Другими словами, мир, полностью удовлетворяющий людей разумных.
А останется ли в нем хотя бы один неразумный?
Где-нибудь, в забытом всеми углу, останется все-таки след забытого царства. И всякая насильственная смерть будет карой за воспоминание о том царстве. И в чьем-нибудь смехе, в чьей-то слезе вновь оживет царство. Не похоже, чтобы человек кончил тем, что убьет человека. Он уйдет от этого — он вцепится в рукоятку электронной машины, в руль звездной ракеты, отпрыгнет в сторону, а там будь что будет.

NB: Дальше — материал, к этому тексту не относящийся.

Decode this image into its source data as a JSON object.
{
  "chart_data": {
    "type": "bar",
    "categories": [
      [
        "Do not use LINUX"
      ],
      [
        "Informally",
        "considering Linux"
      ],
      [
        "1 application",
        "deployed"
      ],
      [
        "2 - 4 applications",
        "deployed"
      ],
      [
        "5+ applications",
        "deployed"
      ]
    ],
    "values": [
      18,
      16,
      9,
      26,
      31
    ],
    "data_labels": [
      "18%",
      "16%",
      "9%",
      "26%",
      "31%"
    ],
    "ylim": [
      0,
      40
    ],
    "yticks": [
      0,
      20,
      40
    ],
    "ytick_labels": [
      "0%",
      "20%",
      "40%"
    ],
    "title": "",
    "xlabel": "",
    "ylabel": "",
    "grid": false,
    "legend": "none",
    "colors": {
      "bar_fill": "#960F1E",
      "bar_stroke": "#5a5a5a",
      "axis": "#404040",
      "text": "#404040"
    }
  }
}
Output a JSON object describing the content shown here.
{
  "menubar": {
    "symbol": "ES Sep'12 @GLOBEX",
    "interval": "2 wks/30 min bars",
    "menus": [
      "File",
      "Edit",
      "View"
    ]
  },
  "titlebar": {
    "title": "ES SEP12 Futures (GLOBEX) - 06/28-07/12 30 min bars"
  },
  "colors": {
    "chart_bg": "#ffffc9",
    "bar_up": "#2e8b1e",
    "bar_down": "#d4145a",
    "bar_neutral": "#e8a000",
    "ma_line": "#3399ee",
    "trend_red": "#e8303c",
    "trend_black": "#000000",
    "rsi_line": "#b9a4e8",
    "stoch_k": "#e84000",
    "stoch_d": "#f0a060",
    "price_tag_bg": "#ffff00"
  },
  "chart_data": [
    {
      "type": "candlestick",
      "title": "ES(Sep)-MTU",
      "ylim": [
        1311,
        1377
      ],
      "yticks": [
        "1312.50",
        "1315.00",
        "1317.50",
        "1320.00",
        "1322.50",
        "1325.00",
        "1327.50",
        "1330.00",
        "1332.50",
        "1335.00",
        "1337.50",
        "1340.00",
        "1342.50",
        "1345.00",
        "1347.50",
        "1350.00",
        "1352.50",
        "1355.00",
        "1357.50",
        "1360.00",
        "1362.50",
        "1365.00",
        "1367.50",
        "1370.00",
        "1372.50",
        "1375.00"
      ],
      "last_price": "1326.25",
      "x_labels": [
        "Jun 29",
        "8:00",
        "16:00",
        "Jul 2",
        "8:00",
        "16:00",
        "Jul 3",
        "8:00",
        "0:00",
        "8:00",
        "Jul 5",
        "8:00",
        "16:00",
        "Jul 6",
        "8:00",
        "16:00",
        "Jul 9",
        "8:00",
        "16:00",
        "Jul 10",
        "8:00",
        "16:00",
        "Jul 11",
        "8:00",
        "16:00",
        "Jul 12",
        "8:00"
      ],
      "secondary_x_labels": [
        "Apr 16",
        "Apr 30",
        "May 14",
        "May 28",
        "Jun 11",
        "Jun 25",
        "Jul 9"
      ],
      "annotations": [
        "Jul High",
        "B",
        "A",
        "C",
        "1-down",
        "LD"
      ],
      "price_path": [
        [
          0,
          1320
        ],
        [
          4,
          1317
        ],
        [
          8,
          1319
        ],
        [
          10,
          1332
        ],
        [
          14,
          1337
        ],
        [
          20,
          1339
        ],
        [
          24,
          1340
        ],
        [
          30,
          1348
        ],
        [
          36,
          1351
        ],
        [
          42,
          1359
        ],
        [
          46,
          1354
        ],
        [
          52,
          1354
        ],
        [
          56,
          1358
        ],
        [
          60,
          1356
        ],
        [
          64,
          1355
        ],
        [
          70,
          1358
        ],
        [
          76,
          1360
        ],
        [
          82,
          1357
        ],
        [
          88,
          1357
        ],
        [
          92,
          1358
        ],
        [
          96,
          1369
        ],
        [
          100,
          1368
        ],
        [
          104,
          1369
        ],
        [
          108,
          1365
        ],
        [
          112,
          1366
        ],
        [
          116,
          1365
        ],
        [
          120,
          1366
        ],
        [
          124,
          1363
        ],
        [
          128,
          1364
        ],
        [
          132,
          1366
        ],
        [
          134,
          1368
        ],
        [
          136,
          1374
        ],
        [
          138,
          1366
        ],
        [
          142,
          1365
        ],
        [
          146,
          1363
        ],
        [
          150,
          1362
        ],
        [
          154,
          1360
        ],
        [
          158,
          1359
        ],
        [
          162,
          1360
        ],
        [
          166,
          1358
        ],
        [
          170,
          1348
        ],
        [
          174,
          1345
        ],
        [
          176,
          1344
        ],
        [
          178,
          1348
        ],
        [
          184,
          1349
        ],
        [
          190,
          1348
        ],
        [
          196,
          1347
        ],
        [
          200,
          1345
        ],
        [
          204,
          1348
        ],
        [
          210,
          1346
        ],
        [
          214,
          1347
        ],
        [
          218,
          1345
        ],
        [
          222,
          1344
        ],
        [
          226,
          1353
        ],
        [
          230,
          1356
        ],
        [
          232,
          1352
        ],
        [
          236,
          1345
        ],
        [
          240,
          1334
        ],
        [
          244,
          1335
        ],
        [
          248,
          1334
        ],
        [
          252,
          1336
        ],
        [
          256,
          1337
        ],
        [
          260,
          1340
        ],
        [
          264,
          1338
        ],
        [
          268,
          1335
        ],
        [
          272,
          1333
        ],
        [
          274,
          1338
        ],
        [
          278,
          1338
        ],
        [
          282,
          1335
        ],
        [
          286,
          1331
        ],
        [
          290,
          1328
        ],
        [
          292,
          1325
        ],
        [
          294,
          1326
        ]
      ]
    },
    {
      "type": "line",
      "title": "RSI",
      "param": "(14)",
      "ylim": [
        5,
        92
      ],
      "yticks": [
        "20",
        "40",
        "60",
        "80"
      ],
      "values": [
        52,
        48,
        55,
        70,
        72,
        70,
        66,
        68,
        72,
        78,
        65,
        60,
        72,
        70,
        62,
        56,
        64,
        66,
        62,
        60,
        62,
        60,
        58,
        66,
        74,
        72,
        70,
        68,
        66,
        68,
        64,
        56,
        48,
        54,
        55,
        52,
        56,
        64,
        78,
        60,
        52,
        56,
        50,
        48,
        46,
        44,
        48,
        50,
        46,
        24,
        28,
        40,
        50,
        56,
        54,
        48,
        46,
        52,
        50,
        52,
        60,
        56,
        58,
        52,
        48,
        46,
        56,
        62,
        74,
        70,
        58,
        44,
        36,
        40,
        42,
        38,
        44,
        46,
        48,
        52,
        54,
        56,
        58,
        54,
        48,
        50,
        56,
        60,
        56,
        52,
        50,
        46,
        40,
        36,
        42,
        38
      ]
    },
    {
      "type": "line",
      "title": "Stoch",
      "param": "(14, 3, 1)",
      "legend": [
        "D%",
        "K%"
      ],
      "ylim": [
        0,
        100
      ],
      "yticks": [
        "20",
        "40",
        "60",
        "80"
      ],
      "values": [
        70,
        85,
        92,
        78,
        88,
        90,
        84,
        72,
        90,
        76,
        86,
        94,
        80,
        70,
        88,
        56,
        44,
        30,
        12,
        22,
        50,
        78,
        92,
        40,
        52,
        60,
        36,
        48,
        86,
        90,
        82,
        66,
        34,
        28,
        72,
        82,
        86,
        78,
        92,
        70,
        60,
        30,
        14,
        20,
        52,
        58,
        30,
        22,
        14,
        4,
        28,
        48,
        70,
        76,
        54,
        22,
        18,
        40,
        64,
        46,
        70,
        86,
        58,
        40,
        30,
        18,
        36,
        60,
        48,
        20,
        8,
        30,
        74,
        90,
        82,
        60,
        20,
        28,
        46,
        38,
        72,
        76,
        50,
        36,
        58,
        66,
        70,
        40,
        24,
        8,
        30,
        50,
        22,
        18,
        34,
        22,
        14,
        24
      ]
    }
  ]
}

Можно убить все, только не тоску по царству, она — в цвете наших глаз, в каждой нашей любви, во всем, что способно породить бурю в нашей душе, что нас расковывает и нас обманывает. Wishful thinking [], может быть; однако это еще одно возможное определение бесперого двуногого.
— И хорошо сделал, любимый, что пришел домой, раз устал.
— There’s not a place like home [], — сказал Оливейра.
— Ну-ка, выпей еще мате, только что заварила.
— Когда закрываешь глаза, он кажется еще крепче, просто чудо. Давай, я посплю немного, а ты почитай пока какой-нибудь журнальчик.
— Хорошо, дорогой, — сказала Хекрептен, вытирая слезы, и стала искать «Идилио» просто из послушания, потому что читать все равно бы не смогла.
— Хекрептен.
— Да, любимый.
— Не расстраивайся, старуха.
— Ну конечно, не буду, золотко. Погоди, я сменю тебе холодный компресс.
— Я скоро встану, и мы с тобой прошвырнемся по Альмагро. Может, там цветной фильм музыкальный идет.
— Завтра, любимый, а теперь лучше отдохни. Когда ты пришел, у тебя лицо было…
— Такая работа, ничего не поделаешь. Но ты не волнуйся. Послушай, как Сто-Песо заливается.
— Наверное, корм задают божьей твари, — сказала Хекрептен. — Вот он и благодарит…
— Благодарит, — повторил Оливейра. — А как еще отблагодарить того, кто держит его в клетке.
— Животные этого не понимают.
— Животные, — повторил Оливейра.
Да, но кто исцелит нас от глухого огня, от огня, что не имеет цвета, что вырывается под вечер на улице Юшетт из съеденных временем подъездов и маленьких прихожих, от огня, что не имеет облика, что лижет камни и подстерегает в дверных проемах, как нам быть, как отмываться от его сладких ожогов, которые не проходят, а живут в нас, сливаясь со временем и воспоминаниями, со всем тем, что прилипает к нам и удерживает нас здесь, что больно и сладостно горит в нас, пока мы не окаменеем. А коли так, не лучше ли вступить в сговор, подобно кошкам и мхам, завязать поспешную дружбу с осипшими привратницами, с бледными страждущими созданиями, что караулят у окна, играя сухой веточкой. И гореть без передышки, чувствуя и вынося ожог, который начинается внутри и растекается постепенно, подобно тому как изнутри созревает плод, и стать пульсом этого костра, пылающего в нескончаемых каменных зарослях, и брести по ночным путям нашей жизни, повинуясь слепому неумолчному току крови.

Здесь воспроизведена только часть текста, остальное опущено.